Draft Zero

I’m nearly done with the copy edits for Under a Silent Moon – just some queries to check and another read through – and today I’ve got the itch to write something new.

Fellow NaNoWriMo author and all-round genius Julia Crouch calls this ‘draft zero’, the writing you do that nobody will ever see – experimental, rushed, occasionally beautiful. Most of it will be edited away. For me, this is the best part of writing, letting the story take me somewhere I wasn’t expecting to be. I never really (if I’m being honest) get the urge to edit. I don’t feel that pull, that emotional hunger to go to the shed and pick apart writing I’ve already completed. What I do get is the urge to create. It’s almost visceral.

Having studied art history at university (along with many other useful subjects) I always found it fascinating how the most amazing works of sculpture by Michelangelo, Bernini and Leonardo all started out as blocks of marble. The art was inside, waiting to be revealed – and only the artist could do it. Imagine the pressure!

Here’s Michelangelo’s unfinished ‘crossed leg slave’ – see what I mean? It’s like the sculpture is struggling to free itself from the stone surround. And it will stay like that forever, won’t it? Because the artist isn’t here to finish the process of liberation.

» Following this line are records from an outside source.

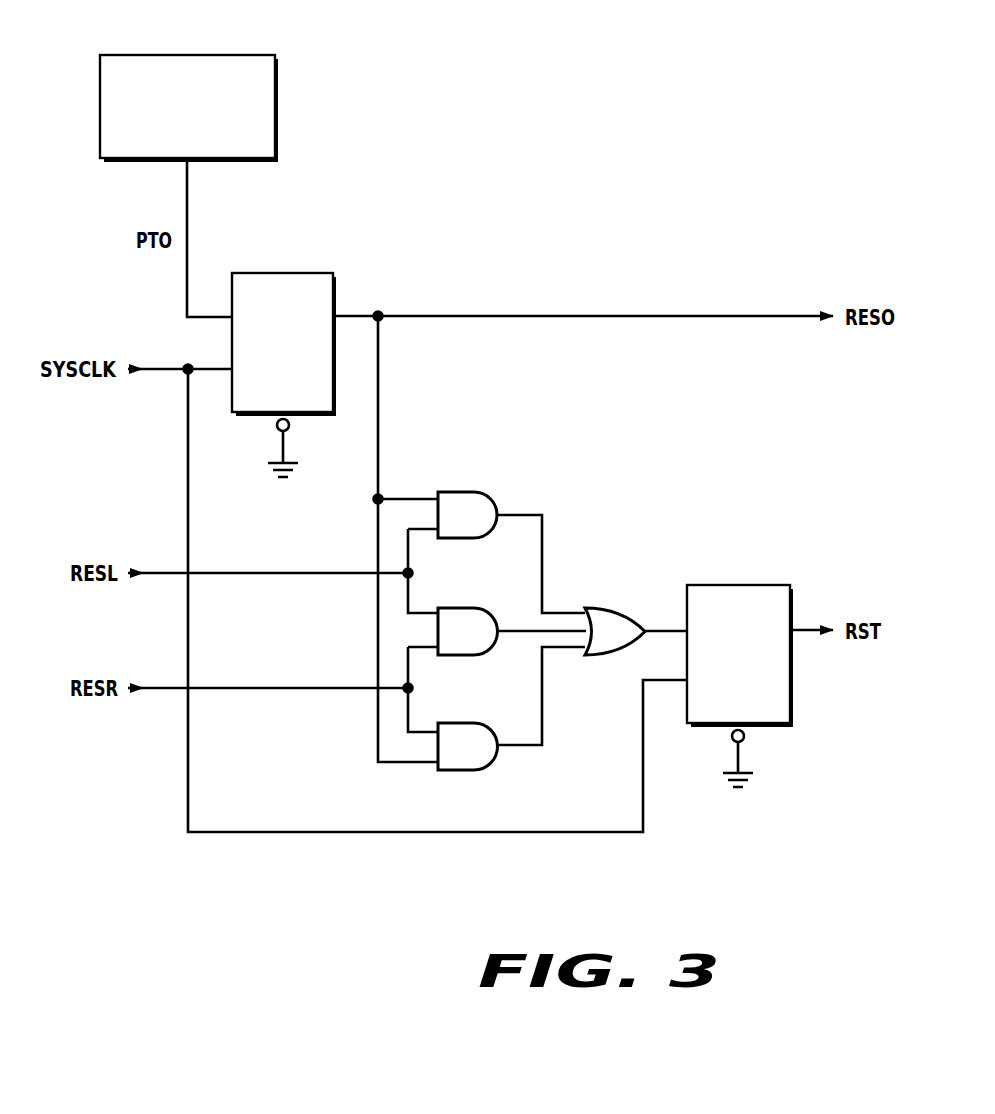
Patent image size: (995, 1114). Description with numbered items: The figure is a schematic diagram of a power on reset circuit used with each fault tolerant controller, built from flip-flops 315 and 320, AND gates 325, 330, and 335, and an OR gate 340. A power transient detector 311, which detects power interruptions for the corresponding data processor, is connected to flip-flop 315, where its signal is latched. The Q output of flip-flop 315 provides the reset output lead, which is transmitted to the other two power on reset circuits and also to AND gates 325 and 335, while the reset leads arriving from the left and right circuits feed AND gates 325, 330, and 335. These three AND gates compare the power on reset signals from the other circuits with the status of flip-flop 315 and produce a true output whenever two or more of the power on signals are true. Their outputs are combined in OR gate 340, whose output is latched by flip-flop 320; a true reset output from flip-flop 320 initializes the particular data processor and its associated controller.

The power transient detector 311 is at (153, 52).
The flip-flop 315 is at (310, 272).
The flip-flop 320 is at (793, 685).
The AND gate 325 is at (467, 492).
The AND gate 330 is at (470, 608).
The AND gate 335 is at (470, 723).
The OR gate 340 is at (608, 608).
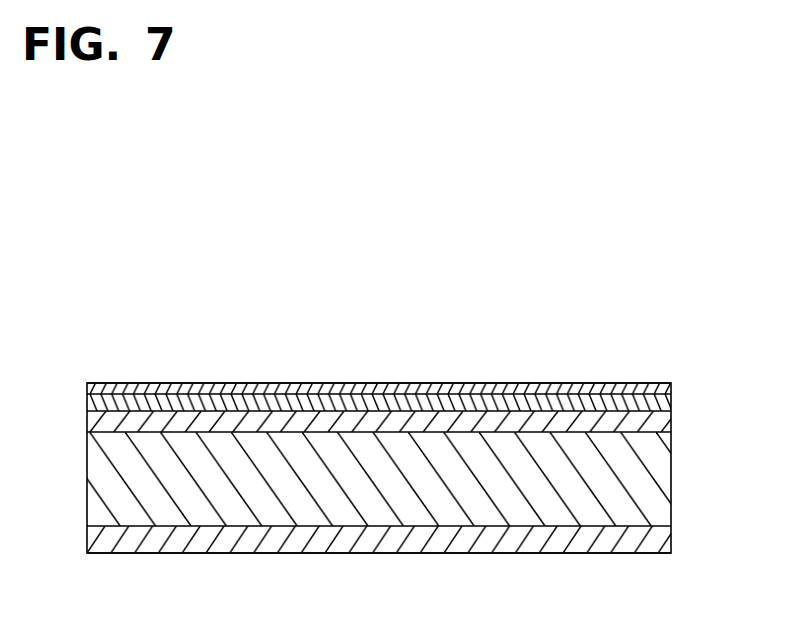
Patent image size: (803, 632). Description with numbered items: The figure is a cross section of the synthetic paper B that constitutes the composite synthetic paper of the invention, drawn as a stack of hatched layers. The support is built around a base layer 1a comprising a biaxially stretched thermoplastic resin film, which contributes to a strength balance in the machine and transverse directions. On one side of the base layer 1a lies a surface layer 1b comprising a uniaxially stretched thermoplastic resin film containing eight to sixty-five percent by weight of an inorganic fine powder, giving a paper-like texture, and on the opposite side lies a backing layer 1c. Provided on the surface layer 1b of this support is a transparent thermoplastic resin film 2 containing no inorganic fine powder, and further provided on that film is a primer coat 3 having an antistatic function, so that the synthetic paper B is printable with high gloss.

The synthetic paper B is at (404, 371).
The primer coat 3 is at (660, 385).
The transparent thermoplastic resin film 2 is at (673, 400).
The surface layer 1b is at (673, 425).
The base layer 1a is at (668, 485).
The backing layer 1c is at (673, 547).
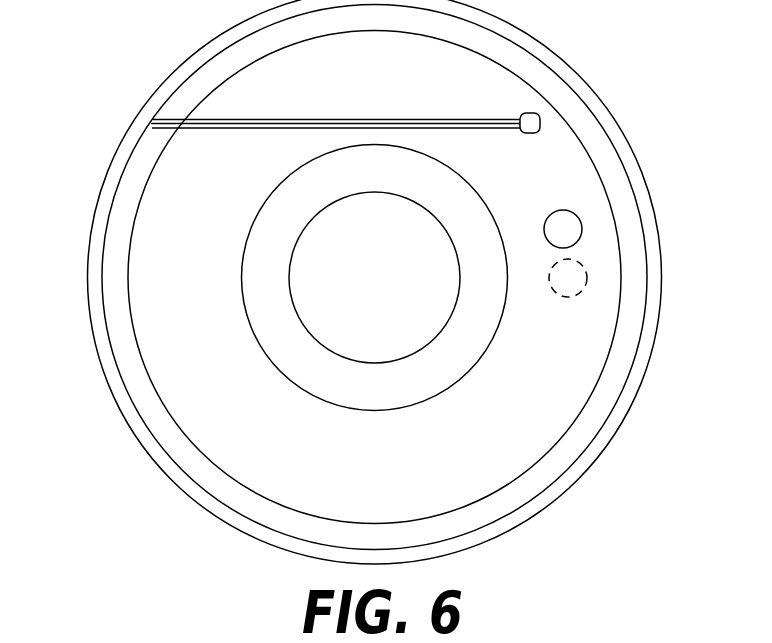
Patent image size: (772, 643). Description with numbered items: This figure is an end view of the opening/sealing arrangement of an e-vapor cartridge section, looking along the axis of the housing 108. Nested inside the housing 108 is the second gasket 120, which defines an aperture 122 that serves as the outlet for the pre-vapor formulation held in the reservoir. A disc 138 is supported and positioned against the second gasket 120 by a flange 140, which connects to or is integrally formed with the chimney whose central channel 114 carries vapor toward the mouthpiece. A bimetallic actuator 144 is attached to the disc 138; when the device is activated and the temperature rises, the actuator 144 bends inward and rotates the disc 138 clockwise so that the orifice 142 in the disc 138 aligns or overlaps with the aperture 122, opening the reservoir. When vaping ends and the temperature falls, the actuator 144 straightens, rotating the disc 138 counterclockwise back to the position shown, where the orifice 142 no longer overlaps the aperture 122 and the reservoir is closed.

The housing 108 is at (562, 60).
The second gasket 120 is at (600, 152).
The disc 138 is at (168, 203).
The flange 140 is at (257, 268).
The channel 114 is at (317, 312).
The orifice 142 is at (573, 228).
The aperture 122 is at (587, 281).
The bimetallic actuator 144 is at (280, 100).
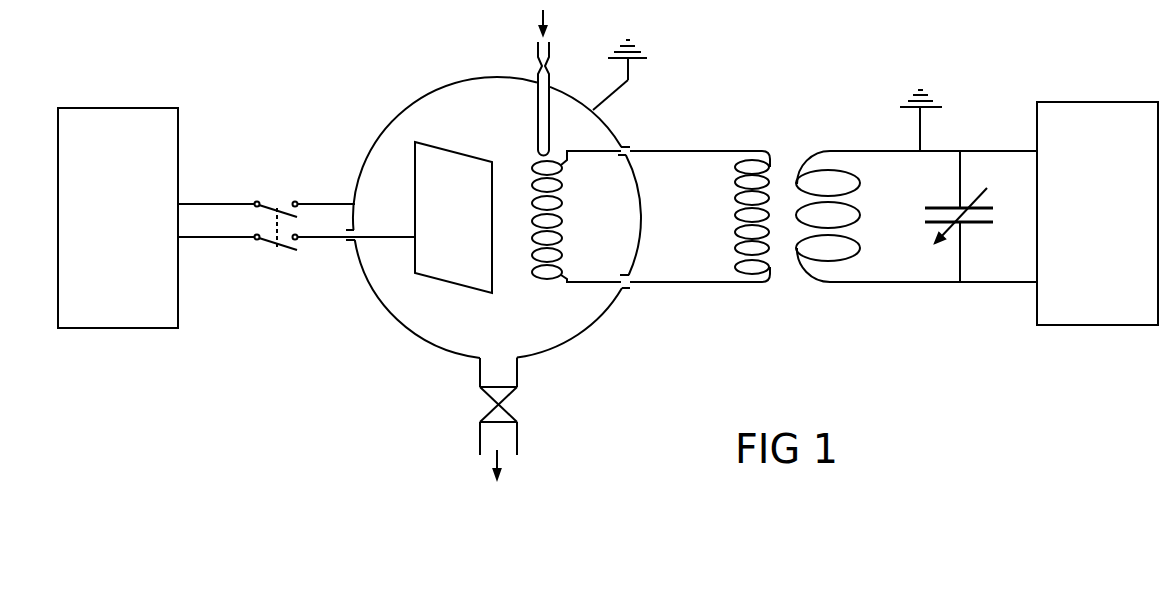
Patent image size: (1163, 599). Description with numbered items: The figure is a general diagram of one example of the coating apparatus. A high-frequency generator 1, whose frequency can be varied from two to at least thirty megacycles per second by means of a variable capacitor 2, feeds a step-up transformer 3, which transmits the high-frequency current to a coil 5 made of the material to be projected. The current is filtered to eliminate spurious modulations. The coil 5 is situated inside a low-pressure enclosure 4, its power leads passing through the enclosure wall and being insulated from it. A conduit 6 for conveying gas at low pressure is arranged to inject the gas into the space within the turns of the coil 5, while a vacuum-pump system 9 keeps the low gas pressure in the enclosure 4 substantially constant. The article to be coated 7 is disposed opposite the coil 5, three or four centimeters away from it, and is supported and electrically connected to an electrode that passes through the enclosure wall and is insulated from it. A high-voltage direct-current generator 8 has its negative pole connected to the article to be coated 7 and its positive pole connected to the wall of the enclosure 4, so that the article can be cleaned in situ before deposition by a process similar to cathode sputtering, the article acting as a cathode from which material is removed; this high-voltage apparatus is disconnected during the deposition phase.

The high-frequency generator 1 is at (1101, 207).
The variable capacitor 2 is at (952, 207).
The step-up transformer 3 is at (791, 152).
The low-pressure enclosure 4 is at (398, 323).
The coil 5 is at (540, 275).
The conduit 6 is at (540, 100).
The article to be coated 7 is at (451, 165).
The high-voltage direct-current generator 8 is at (121, 233).
The vacuum-pump system 9 is at (498, 429).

Crossed Leg Slave (1520-1530)

Not sure what I’m trying to say here. Maybe that I have that pit-of-the-stomach pull towards a story at the moment. I have a vague shape to the story and it’s sitting inside a metaphorical block inside my head, waiting for me to try and get it out. It’s exciting and a bit terrifying, knowing that I might accidentally chop a bit off that’s quite important, or get the shape of it completely wrong. The great sculptors did sketches, both on paper and out of less expensive stone, but I have to write without preparation or else I get bored and distracted.

My themes: I want to write about fear, unrequited love, making mistakes and then making more mistakes when you’re trying to fix things, acts of kindness that change a stranger’s life, cruelty and its consequences, about mending lives that have been destroyed. And revenge. Or maybe retribution.

 

3 Comments

  1. Nicely put. I know what you mean. After rounds of editing it’s good to go back to the bare bones of getting a fresh story down. Editing also gives me a break in a way, so that even though I’m using words all the time (I’m editing myself, right now), I feel like the ‘creative well’ has had time to fill up a bit. It’s bolstering to go back to a blank page and remember you can still do it, too!

  2. Just a short note to thank you for the pleasure your books have given me – I can’t wait for your next one, Under a Silent Moon. Hope it doesn’t take forever to get to the States!